Die neue Nummer 03362 – Betreuungskomplex

Die neue Nr. 03362 (hausärztlichgeriatrischer Betreuungskomplex) deckt die Einleitung und/oder Koordination der Behandlung ggf. Durchführung therapeutischer Maßnahmen zur Behandlung von geriatrischen Symptomen ab. Zu Letzteren zählen:

  • Stuhl- u./od. Harninkontinenz
  • Sturz, lokomotorische Probleme (z.B. Schwindel, Gangunsicherheit)
  • Frailty-Syndrom
  • Immobilität und verzögerte Remobilität
  • Hemiplegiesyndrom
  • Kognitive und neuropsychologische Störungen einschließlich Depression und Demenz
  • Metabolische Instabilität


Grundsätzlich kann davon ausgegangen werden, dass die Nr. 03362 in den meisten Fällen abgerechnet werden kann, da bei den über 70-Jährigen mindestens eines der o.a. geriatrischen Symptome in der Regel zutrifft. Um die Nr. 03362 abrechnen zu dürfen, muss jedoch die Nr. 03360 erbracht worden sein und dessen Ergebnis darf nicht länger als vier Quartale zurückliegen.
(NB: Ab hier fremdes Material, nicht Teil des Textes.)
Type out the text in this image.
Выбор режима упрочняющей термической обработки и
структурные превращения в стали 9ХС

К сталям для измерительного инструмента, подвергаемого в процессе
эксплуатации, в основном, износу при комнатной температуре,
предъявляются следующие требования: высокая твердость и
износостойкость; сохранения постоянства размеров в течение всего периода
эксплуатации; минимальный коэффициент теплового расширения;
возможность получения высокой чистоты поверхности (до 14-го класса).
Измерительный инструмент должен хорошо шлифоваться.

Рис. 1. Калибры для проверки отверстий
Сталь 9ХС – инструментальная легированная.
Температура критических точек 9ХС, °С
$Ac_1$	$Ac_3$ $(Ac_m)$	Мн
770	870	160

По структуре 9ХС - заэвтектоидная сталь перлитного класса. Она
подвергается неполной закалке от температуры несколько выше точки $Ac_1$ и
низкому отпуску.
Die Leistung kann neben den Versicherungspauschalen nach Nr. 03000, 03010 oder 03030 berechnet werden. In dem Fall ist aber ein zusätzlicher Arzt-Patienten-Kontakt (neben der Versichertenpauschale) erforderlich. Dies könnte z.B. die neue Gesprächsleistung nach Nr. 03230 sein, die auch für ein Gespräch von mindestens zehn Minuten mit Bezugspersonen des geriatrischen Patienten berechnungsfähig ist.


Die geriatrische Versorgung in der Hausarztpraxis hat im neuen EBM somit eine deutliche Aufwertung erfahren (Nr. 03360 = 12,20 Euro plus Nr. 03362 = 15,90 Euro macht 28,10 Euro), bringt aber auch einen vermehrten Aufwand mit sich. Es ist jedenfalls ratsam, erklärt Dr. Zimmermann, sich schon jetzt mit den vielfältig geforderten Testverfahren vertraut zu machen, deren Umsetzung natürlich auch dokumentiert werden muss. Hier könnten die Anbieter von Praxisverwaltungssystemen wertvolle Hilfe leisten.

Da es im jetzigen EBM keine Altersbeschränkung für das geriatrische Basisassessment gibt, wird ein künftiger Verlust oder Gewinn für eine Praxis davon abhängen, wie oft und bei welchen Patienten das Basisassessment durchgeführt werden konnte. Eine Abrechnung der geriatrischen Ziffern neben den neuen palliativmedizinischen Leistungen ist übrigens nicht möglich.